FBI’s querying system can be set such that, even if someone has access to 702 data, they can run a query that will flag a hit in 702 data but won’t actually show the data underlying that positive return. This provides one way for 702-cleared people to learn that such information is in such a collection and — if they want the data without having to report it — may be able to obtain it another way. It is distinctly possible that once NSA shares EO 12333 data directly with FBI, for example, the same data will be redundantly available from that in such a way that would not need to be reported to FISC. (NSA used this arbitrage method after the 2009 problems with PATRIOT-authorized database collections.)

Furthermore, this will only count a positive hit if the Agent is making an exclusively criminal search. Hogan’s opinion and (we now know from some recently liberated documents) the underlying discussion didn’t deal with the full scope of queries done for assessment reasons in the name of national security, such as profiling various ethnic communities or more generally searching on leads identified via national security mapping. Those queries would count as national security queries, but a big point of doing them would be to find derogatory information, including evidence of criminal behavior, to use to recruit informants.

Finally, consider how the Attorney General Guidelines defines Foreign Intelligence information.

Plus, such reporting depends on the meaning of foreign intelligence information as defined under the Attorney General Guidelines.

FOREIGN INTELLIGENCE: information relating to the capabilities, intentions, or activities of foreign governments or elements thereof, foreign organizations or foreign persons, or international terrorists.
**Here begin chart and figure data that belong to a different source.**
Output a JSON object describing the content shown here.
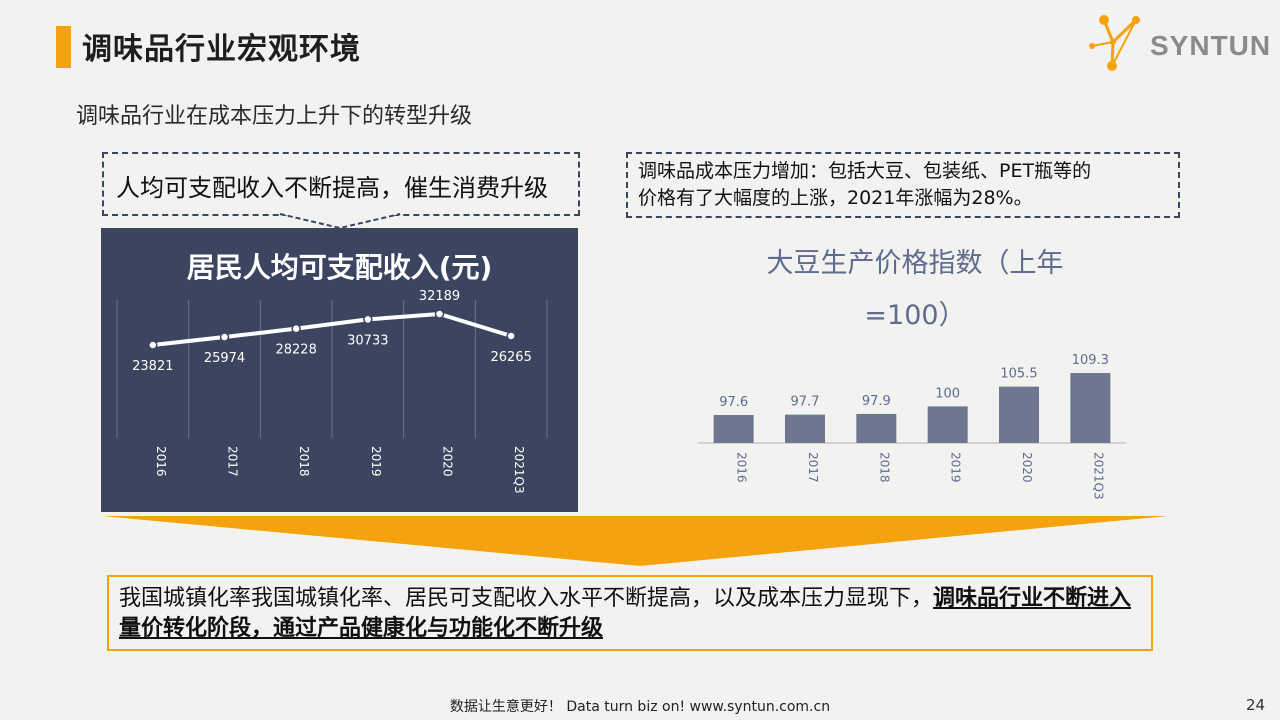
{
  "header": {
    "title": "调味品行业宏观环境",
    "logo_text": "SYNTUN",
    "accent_color": "#f5a20f"
  },
  "subtitle": "调味品行业在成本压力上升下的转型升级",
  "callouts": {
    "left": "人均可支配收入不断提高，催生消费升级",
    "right_line1": "调味品成本压力增加：包括大豆、包装纸、PET瓶等的",
    "right_line2": "价格有了大幅度的上涨，2021年涨幅为28%。"
  },
  "conclusion": {
    "plain": "我国城镇化率我国城镇化率、居民可支配收入水平不断提高，以及成本压力显现下，",
    "emphasis": "调味品行业不断进入量价转化阶段，通过产品健康化与功能化不断升级"
  },
  "footer": {
    "text": "数据让生意更好！ Data turn biz on!  www.syntun.com.cn",
    "page_number": "24"
  },
  "chart_data": [
    {
      "type": "line",
      "title": "居民人均可支配收入(元)",
      "categories": [
        "2016",
        "2017",
        "2018",
        "2019",
        "2020",
        "2021Q3"
      ],
      "values": [
        23821,
        25974,
        28228,
        30733,
        32189,
        26265
      ],
      "grid": "vertical",
      "background": "#3b4560",
      "line_color": "#ffffff"
    },
    {
      "type": "bar",
      "title_line1": "大豆生产价格指数（上年",
      "title_line2": "=100）",
      "categories": [
        "2016",
        "2017",
        "2018",
        "2019",
        "2020",
        "2021Q3"
      ],
      "values": [
        97.6,
        97.7,
        97.9,
        100,
        105.5,
        109.3
      ],
      "bar_color": "#6e778f",
      "label_color": "#5f6b8f"
    }
  ]
}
It would be relatively easy for FBI to decide that any conversation with a foreign person constituted foreign intelligence, and in so doing count even queries on US persons to identify criminal evidence as foreign intelligence information and therefore exempt from the reporting guidance. Certainly, the kinds of queries that might lead the FBI to profile St. Paul’s Somali community could be considered a measure of Somali activities in that community. Similarly, FBI might claim the search for informants who know those in a mosque with close ties overseas could be treated as the pursuit of information on foreign activities in US mosques.

As I understand it, the reporting to Congress on this has been a bit more circumspect than members might have liked. That means the other details FISC judge Thomas Hogan required about this one positive hit — what query resulted in a positive hit, what kind of investigative action it led to, and why FBI believes it to fall under minimization procedures — aren’t as sexy as this number, 1.

Prior to this positive hit, the FBI had always assured oversight authorities that the possibility that Section 702 data would result in criminal information was “theoretical.”

Even as a factoid of limited meaning, it does mean the possibility is no longer theoretical.